Lucas Medeiros - 04.10.2022 às 21:25h

Por UOL

(Imagem: laudio Belli)

A diretora do Ipec (Inteligência em Pesquisa e Consultoria Estratégica), Márcia Cavallari, rebateu críticas aos dados divulgados pela empresa sobre as intenções de votos durante a campanha eleitoral.

Em entrevista ao UOL News, Cavallari avaliou que o presidente Jair Bolsonaro (PL) pode ter recebido votos úteis migrados de Ciro Gomes (PDT) e dos eleitores indecisos. A última pesquisa de intenção de votos Ipec antes do primeiro turno mostrava Bolsonaro com 37% dos votos válidos; o candidato à reeleição recebeu 43,20% dos votos. O ex-presidente Lula registrou 51% das intenções de votos válidos no Ipec de sábado (2), e recebeu 48,43% nas urnas.

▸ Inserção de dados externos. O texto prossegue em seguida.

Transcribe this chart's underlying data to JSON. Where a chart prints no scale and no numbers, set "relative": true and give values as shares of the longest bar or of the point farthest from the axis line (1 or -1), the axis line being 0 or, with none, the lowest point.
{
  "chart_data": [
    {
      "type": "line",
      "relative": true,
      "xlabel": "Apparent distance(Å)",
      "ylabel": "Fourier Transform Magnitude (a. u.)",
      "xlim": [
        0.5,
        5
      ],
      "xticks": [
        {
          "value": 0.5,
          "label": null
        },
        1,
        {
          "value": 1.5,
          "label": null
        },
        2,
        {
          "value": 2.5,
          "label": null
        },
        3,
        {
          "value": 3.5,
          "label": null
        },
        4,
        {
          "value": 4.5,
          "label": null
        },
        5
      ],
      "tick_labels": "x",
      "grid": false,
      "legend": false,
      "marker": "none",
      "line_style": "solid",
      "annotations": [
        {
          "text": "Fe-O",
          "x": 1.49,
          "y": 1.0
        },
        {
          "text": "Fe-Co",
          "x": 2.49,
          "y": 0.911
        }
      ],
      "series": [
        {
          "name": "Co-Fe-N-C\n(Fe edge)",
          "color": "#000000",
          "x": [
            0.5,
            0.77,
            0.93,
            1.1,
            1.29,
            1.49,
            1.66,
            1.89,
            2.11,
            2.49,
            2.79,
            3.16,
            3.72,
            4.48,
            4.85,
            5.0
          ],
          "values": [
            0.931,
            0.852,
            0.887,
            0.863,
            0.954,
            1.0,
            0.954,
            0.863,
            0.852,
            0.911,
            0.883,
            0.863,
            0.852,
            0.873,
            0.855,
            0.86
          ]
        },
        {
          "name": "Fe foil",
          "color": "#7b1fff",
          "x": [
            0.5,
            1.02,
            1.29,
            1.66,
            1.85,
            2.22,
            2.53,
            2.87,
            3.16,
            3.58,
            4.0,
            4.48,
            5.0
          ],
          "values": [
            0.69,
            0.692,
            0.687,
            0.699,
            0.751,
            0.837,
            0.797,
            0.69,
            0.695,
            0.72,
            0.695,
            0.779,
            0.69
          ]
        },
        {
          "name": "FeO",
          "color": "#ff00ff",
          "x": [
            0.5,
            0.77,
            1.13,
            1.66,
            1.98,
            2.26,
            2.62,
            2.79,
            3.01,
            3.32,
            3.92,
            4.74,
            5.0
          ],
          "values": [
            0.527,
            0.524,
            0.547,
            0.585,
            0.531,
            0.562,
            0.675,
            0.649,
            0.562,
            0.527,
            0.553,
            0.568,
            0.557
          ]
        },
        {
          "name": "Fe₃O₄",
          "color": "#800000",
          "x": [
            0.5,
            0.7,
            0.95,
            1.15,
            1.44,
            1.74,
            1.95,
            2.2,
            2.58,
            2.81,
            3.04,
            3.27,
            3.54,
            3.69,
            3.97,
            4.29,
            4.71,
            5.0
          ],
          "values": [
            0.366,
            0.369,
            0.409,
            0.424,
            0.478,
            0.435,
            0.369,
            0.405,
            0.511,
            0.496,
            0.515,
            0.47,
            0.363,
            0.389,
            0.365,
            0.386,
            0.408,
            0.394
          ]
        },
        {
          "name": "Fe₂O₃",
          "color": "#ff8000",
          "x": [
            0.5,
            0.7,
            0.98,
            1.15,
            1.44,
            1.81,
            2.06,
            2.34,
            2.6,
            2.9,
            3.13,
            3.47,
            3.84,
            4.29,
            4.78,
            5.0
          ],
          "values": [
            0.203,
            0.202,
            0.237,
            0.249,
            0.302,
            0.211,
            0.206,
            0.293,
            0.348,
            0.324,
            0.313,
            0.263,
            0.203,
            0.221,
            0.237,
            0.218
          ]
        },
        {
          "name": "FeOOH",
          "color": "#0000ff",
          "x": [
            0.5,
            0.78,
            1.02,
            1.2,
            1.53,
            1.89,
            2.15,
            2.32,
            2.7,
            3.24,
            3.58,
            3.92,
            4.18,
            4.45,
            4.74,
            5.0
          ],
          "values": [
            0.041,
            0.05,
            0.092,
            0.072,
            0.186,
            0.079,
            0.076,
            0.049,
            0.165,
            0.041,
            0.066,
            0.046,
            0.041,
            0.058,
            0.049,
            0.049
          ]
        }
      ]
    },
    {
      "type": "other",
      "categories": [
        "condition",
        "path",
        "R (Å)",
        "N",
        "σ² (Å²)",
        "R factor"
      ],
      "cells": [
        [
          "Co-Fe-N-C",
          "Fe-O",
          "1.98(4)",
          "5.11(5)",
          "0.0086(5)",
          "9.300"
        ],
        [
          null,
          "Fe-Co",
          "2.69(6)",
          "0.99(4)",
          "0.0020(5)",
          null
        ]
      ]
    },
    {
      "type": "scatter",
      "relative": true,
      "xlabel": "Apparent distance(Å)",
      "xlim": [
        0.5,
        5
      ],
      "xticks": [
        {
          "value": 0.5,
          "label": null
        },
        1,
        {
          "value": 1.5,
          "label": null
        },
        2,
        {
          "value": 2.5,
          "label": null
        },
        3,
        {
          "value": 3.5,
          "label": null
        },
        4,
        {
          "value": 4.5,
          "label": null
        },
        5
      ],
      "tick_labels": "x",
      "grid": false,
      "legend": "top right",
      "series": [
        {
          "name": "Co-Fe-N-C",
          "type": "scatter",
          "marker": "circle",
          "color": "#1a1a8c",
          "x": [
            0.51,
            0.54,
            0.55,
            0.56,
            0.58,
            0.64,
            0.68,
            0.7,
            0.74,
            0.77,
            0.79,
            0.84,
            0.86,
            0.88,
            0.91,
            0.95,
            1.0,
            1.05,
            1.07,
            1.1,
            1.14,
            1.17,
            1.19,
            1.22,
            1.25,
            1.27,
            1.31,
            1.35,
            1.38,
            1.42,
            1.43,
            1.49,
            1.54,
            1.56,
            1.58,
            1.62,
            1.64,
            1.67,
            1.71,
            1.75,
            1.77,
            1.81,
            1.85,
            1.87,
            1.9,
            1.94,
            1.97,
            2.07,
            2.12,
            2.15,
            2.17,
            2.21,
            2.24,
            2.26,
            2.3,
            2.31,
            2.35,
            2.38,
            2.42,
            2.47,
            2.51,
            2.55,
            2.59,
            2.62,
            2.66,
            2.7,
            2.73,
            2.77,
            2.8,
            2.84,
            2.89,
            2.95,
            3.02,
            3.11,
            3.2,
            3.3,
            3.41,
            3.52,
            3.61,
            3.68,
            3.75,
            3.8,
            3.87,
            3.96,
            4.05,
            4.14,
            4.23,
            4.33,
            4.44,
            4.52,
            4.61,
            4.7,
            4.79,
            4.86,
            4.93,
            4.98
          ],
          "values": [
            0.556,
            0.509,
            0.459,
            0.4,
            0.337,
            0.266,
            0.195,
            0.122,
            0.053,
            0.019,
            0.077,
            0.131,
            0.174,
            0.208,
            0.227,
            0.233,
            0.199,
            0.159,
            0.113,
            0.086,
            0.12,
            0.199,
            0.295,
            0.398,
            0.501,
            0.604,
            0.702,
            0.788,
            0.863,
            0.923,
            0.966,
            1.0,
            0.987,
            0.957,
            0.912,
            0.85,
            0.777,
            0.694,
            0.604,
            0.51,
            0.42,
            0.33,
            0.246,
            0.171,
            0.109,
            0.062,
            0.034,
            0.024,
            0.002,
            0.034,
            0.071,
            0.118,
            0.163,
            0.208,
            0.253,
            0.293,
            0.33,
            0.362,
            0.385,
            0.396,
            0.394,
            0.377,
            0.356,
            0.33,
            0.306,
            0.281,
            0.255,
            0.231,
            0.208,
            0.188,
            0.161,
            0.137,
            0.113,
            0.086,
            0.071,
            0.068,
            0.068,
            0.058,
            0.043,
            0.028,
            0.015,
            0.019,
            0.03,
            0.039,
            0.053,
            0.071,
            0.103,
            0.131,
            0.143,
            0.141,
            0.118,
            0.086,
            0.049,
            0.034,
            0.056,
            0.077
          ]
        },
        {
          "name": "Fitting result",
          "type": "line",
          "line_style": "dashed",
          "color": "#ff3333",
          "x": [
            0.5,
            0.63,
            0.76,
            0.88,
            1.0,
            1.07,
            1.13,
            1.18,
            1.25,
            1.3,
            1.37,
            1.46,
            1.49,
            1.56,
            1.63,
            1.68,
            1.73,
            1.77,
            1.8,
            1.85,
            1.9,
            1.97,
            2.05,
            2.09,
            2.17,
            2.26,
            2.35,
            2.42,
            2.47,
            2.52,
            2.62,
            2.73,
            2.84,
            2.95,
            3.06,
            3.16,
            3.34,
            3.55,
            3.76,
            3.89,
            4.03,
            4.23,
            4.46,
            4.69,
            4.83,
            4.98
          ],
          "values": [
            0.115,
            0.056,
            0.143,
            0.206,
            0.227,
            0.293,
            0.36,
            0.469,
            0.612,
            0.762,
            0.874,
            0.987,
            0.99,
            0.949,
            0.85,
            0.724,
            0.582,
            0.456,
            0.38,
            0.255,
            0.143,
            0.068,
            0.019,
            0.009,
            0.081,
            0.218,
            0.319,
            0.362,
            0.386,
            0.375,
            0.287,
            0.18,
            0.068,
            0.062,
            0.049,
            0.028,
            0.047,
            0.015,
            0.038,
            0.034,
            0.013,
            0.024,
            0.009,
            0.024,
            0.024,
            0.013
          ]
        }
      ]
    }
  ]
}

Lula deixou de ganhar no primeiro turno por 1,6% dos votos“, disse a diretora da empresa. “Os índices de Ciro eram 5%; ele teve 3%. Tínhamos 3% de indecisos. Esses votos migraram para Bolsonaro provavelmente no voto estratégico, não querendo que a eleição terminasse no 1º turno. Ou seja, antecipando um possível comportamento do segundo turno já no primeiro“, acrescentou.

Cavallari também falou sobre a proposta do líder do governo na Câmara, Ricardo Barros (PP-PR), em criminalizar as pesquisas eleitorais. Segundo ela, “todo ano tem essa discussão no Congresso.

Não é novidade. Pode ser que agora venham com mais força, mas isso sempre acontece“, minimizou.

O que tem que ser entendido é a interpretação da pesquisa. A pesquisa não é um oráculo, não tem poder de projetar resultado futuro. Está ali diagnosticando um momento, medindo a opinião das pessoas, que muda ao longo do processo [eleitoral]“, explicou a executiva.